In the eyes of Xi Jinping, including new countries in the BRICS is another tool to be used for the same aim, although countries like India and Saudi Arabia, in addition to a Russia weakened by the war, have their own ideologies that are not the same as Beijing’s.
“Bitter Winter” has a special interest in religious liberty, and initiatives like China’s involvement in the Tanzanian political school have their dangers for freedom of religion or belief too.
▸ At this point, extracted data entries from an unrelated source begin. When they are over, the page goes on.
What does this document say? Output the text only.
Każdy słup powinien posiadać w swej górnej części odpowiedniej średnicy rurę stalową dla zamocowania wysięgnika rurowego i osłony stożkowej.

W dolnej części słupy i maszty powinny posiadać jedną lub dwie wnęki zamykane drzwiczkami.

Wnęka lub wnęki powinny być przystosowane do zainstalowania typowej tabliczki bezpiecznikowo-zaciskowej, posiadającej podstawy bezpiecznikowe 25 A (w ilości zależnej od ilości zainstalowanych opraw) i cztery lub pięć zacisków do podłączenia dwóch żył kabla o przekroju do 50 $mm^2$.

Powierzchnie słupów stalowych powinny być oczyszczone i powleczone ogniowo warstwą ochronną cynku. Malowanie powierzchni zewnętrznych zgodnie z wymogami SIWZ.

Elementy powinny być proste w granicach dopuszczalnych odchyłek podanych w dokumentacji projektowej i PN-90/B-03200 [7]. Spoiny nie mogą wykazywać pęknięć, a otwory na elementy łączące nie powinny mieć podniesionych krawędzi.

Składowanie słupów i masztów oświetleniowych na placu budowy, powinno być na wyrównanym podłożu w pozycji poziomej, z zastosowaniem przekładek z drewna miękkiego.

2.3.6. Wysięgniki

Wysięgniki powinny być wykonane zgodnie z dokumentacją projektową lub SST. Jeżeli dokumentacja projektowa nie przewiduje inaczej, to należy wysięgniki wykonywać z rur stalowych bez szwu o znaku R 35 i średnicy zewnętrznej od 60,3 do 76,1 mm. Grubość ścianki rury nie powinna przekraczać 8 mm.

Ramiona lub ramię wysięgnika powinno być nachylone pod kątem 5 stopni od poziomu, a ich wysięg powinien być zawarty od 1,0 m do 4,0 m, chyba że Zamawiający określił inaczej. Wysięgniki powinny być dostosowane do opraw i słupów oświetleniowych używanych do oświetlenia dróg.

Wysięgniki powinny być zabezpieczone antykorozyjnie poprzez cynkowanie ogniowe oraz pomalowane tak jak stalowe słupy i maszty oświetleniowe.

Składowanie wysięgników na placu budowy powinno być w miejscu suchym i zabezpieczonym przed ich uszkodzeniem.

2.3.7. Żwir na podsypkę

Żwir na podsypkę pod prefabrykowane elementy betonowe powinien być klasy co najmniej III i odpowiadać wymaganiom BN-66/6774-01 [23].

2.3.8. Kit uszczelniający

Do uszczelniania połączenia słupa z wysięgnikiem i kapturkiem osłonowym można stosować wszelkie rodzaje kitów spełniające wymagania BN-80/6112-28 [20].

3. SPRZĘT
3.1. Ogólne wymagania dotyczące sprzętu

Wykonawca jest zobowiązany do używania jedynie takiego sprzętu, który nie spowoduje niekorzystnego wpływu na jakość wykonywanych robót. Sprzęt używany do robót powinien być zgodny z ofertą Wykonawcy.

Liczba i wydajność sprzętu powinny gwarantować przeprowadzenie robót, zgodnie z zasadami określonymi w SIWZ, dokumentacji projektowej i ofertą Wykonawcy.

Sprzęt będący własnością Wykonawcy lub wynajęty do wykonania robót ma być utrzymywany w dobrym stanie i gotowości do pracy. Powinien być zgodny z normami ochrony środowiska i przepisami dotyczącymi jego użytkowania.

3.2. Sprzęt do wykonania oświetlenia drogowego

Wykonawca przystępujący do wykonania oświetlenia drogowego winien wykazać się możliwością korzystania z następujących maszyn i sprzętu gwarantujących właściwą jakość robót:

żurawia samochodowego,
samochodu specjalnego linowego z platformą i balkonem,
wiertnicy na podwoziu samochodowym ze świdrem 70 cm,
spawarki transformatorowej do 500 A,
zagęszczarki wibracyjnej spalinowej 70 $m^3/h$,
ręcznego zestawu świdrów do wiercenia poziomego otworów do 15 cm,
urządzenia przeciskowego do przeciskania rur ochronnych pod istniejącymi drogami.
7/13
China surely teaches and promotes internationally its model of control of religion, as part of the broader control of civil society, and eradication of movements perceived as not supporting the regime and blacklisted as “xie jiao.” After the tragedy of Kenya’s Good News International Church, several African countries vowed to control religion more strictly and to fight “cults,” using the few groups that may really have committed crimes as a pretext to restrict religious liberty in general.
Speaking of BRICS, interestingly one of the new countries that have joined the club is Argentina, where anti-cultism is being officially adopted by the government with arguments very similar to the Chinese official propaganda against the xie jiao and its Russian counterpart targeting “extremist” or “undesirable” religious movements. That these arguments are also popular in genuinely democratic countries such as France or Japan shows that the front of the enemies of freedom of religion or belief is more complicated than some may believe. It does not deny, however, that China and Russia use their criticism of “bad” religions and theories that more control is needed on religion as another tool to affirm their hegemony on a large number of countries.